Bread prices rose by 30 per cent at the beginning of December 2010, followed by a second increase due to the increased price of wheat imports.
According to Kosovo’s ministry of agriculture, farmers produce some 250,000 tons of wheat annually, which covers only 30 per cent of the population’s needs, leaving the country heavily reliant on imports, particularly from Serbia.
Serbia banned wheat exports last week to ensure a steady supply to its internal market and maintain the price.
Luz Meti, owner of the popular Lumi bakery in Pristina, said his current reserves of wheat would last only two to three weeks.
“All bakeries are following the situation in the market and we will be forced to increase the price of bread if the wheat price goes up,” Meti told Balkan Insight.
Kosovo farmers are reluctant to expand cereal production, saying that growing wheat is uneconomical.

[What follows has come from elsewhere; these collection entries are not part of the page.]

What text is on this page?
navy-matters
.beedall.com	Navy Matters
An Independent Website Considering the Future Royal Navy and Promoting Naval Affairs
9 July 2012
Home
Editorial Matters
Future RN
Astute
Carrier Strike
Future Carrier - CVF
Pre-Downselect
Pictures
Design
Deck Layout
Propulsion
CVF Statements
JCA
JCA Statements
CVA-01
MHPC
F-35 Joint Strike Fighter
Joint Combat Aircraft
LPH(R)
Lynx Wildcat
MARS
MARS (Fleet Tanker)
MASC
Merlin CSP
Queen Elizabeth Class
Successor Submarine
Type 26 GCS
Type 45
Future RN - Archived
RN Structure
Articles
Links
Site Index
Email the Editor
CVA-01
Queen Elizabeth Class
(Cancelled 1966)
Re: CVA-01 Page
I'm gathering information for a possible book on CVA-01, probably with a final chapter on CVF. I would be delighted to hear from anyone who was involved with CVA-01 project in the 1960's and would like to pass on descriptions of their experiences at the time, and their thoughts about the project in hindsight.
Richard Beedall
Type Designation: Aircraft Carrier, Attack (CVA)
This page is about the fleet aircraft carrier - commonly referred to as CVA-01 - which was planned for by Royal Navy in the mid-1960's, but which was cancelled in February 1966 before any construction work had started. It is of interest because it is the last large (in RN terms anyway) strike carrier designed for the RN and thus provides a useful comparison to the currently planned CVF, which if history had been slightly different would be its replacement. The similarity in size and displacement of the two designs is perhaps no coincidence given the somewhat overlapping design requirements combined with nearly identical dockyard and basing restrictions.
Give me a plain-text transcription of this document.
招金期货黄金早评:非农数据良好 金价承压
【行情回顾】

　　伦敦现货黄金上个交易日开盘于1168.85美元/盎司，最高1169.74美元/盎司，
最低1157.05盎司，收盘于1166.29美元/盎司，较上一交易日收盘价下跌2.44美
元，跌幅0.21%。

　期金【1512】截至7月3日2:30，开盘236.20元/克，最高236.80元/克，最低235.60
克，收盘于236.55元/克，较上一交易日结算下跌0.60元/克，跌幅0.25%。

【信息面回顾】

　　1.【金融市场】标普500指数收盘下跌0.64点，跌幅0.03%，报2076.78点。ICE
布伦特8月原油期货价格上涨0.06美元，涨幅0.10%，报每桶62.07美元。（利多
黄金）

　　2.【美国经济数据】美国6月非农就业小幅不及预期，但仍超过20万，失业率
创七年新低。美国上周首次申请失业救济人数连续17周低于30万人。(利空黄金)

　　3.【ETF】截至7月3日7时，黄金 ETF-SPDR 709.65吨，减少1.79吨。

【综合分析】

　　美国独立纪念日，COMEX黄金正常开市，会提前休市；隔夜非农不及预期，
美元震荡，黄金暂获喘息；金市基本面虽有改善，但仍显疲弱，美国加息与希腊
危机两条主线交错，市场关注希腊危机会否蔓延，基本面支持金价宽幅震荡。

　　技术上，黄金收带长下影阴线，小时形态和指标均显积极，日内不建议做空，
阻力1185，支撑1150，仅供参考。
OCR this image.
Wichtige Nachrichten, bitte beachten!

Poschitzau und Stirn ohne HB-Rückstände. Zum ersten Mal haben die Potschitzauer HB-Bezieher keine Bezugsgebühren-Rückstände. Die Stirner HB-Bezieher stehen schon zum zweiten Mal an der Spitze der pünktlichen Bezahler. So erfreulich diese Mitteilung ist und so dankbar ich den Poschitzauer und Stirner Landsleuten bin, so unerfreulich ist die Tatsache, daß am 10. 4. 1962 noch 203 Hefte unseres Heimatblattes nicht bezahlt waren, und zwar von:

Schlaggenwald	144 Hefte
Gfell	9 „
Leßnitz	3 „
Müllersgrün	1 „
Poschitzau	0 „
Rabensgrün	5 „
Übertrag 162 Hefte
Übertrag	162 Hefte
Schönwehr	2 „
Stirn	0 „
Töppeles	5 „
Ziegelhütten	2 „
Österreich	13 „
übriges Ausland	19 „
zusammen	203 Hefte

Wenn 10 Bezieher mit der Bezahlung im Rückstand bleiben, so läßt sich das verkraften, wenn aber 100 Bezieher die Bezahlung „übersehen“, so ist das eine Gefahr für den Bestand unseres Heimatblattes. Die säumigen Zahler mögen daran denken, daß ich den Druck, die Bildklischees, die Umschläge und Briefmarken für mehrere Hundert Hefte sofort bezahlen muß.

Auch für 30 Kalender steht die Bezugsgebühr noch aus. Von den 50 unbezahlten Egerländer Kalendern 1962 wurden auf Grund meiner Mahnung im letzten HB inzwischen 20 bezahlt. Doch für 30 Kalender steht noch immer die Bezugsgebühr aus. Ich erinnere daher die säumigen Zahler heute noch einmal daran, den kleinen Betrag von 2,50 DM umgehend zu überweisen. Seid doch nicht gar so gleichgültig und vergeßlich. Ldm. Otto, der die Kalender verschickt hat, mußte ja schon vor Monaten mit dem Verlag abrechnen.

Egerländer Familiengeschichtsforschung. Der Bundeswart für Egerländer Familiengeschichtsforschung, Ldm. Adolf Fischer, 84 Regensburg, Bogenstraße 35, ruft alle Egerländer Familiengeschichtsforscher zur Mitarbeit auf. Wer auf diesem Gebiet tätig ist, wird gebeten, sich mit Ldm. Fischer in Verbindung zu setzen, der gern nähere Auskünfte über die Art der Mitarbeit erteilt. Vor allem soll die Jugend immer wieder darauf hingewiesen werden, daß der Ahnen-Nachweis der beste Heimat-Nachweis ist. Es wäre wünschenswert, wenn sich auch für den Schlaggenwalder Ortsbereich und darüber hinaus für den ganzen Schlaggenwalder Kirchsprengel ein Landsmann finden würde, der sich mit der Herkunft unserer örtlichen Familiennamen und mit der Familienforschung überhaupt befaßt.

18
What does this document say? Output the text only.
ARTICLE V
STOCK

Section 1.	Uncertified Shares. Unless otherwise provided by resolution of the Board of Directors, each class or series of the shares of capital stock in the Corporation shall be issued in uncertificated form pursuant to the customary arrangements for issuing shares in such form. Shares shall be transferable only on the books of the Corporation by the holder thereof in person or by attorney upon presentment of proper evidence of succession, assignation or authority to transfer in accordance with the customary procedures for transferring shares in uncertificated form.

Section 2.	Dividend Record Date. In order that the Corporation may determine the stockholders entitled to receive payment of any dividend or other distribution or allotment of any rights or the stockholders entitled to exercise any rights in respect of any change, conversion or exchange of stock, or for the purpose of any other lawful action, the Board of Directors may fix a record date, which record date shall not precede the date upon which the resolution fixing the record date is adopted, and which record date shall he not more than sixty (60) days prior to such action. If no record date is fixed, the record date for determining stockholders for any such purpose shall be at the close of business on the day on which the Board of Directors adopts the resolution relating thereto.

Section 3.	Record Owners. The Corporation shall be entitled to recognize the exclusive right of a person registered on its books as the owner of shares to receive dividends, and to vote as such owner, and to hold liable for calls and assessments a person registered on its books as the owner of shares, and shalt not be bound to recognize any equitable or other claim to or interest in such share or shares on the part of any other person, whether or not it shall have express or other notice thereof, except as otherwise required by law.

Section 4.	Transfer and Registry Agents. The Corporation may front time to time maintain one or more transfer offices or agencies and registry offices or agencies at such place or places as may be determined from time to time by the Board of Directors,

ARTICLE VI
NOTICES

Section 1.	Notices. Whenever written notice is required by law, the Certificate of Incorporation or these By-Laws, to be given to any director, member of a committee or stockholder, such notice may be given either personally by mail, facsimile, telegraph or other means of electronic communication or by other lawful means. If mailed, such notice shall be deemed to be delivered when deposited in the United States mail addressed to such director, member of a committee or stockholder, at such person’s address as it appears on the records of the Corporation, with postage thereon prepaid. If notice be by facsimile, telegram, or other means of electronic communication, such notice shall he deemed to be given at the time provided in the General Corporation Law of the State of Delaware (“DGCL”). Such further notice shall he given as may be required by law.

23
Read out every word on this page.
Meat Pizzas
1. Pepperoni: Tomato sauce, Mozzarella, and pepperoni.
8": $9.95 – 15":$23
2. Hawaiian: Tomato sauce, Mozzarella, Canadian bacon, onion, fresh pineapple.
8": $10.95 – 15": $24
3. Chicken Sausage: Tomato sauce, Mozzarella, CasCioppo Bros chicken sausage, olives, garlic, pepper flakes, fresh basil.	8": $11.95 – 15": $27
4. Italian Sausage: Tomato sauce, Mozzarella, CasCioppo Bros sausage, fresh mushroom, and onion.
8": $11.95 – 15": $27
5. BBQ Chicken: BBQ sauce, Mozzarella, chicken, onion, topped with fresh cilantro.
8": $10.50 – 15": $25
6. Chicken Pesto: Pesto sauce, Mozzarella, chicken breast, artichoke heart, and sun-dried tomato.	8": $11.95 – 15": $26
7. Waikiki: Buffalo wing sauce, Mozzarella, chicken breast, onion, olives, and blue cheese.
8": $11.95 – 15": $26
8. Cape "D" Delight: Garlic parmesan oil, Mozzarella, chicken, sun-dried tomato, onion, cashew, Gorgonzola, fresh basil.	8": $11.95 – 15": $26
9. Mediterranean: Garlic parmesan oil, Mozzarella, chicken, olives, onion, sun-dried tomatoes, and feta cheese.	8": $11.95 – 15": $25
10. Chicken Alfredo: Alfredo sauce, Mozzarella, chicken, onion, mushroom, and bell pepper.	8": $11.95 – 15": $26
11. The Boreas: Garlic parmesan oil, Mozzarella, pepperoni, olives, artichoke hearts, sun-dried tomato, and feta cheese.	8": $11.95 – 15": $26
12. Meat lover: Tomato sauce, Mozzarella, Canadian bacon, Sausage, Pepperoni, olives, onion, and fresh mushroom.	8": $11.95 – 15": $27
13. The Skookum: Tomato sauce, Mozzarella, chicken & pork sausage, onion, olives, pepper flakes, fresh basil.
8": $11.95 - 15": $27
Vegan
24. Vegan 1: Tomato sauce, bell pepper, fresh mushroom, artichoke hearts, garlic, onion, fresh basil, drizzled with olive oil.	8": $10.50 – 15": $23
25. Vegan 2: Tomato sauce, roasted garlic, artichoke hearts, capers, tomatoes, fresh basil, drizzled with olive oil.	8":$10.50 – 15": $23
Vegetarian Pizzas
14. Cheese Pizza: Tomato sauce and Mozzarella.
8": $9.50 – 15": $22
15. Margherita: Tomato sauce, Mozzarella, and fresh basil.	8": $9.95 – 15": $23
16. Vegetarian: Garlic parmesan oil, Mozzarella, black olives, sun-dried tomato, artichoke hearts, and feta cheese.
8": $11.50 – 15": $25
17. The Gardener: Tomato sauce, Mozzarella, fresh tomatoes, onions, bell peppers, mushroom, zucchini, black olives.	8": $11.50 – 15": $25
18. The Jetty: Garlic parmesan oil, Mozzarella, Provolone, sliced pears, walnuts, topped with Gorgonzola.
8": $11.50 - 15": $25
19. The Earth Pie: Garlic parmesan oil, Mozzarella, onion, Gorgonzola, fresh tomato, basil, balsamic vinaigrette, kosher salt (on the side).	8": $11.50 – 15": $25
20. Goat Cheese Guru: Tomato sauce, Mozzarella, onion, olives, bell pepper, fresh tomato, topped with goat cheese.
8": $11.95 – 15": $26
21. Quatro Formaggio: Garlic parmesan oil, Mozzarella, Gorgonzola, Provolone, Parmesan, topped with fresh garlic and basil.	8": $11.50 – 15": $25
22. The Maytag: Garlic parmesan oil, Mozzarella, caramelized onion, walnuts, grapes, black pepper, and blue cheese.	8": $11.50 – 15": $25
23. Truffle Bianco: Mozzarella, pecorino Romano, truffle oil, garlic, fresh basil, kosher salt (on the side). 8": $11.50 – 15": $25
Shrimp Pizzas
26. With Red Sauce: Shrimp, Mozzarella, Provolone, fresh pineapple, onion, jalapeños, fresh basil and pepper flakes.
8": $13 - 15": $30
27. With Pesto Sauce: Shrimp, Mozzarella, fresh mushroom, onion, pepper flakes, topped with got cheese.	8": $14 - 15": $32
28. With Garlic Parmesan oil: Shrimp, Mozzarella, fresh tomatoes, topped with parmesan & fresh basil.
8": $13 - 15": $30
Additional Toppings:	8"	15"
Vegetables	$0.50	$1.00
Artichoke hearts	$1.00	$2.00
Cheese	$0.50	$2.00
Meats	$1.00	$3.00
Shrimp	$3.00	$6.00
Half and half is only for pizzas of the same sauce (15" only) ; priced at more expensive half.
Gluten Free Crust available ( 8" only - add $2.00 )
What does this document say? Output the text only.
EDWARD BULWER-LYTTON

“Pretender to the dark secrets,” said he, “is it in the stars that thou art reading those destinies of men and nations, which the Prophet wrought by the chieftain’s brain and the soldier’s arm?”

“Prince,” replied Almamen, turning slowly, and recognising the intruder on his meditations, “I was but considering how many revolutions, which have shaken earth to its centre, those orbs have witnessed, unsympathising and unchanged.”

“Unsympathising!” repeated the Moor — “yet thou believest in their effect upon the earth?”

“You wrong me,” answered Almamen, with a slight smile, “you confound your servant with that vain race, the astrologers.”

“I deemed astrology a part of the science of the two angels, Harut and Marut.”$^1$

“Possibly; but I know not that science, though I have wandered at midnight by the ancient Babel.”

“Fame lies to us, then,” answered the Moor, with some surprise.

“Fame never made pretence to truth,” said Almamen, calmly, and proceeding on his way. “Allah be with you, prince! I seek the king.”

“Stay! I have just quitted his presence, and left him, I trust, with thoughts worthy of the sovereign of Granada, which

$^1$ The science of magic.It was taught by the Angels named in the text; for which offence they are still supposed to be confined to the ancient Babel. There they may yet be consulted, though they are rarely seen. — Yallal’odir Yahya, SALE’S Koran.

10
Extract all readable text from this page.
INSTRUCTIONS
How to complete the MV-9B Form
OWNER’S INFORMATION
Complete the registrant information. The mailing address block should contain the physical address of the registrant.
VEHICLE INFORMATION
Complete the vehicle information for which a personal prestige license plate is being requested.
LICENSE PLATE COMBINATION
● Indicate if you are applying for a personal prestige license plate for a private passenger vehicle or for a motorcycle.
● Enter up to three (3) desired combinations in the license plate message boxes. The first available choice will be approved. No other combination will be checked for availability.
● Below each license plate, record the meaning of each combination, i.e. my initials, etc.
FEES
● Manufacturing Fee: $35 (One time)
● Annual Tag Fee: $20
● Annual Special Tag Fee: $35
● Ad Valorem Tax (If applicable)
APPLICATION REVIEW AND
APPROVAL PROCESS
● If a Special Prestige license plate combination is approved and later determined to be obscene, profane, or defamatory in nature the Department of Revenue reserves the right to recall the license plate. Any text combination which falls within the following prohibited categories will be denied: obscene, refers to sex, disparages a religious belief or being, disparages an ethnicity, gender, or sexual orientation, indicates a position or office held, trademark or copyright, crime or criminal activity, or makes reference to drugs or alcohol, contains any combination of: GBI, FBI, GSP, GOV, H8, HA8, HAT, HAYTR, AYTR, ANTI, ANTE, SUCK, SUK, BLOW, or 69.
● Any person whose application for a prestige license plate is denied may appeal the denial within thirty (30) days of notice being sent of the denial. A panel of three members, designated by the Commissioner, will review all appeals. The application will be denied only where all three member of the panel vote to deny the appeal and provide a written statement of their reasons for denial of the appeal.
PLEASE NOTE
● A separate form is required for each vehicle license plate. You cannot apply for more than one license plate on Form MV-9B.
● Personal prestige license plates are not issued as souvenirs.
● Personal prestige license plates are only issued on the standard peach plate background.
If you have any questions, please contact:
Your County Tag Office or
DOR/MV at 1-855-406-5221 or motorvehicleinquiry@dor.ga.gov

Milazim Berisha, one of the biggest wheat farmers in Kosovo, sowing around 150 hectares a year, has not increased his surface of wheat because he is already making a loss on the crop.
“Prices were under the cost of production last year and there is no benefit for us if we increase production,” Berisha told Balkan Insight.
He said government subsidies would not tempt him to plant more wheat, either. “The government has to remove the VAT on fuel and create an agricultural bank where we can take out loans at a low interest,” he said.
Tahir Tahiri, president of the Agricultural Federation Trade Union, blames seed traders for selling farmers low-quality wheat seed. “The inspectors should check what the traders are selling to farmers because this has huge impact on harvests,” Tahiri told Balkan Insight.
The government has allocated 3 million euros for farmers who have planted two or more extra hectares of wheat in 2010. Some 13,000 farmers are expected to receive the subsidy of 90 euros per hectare.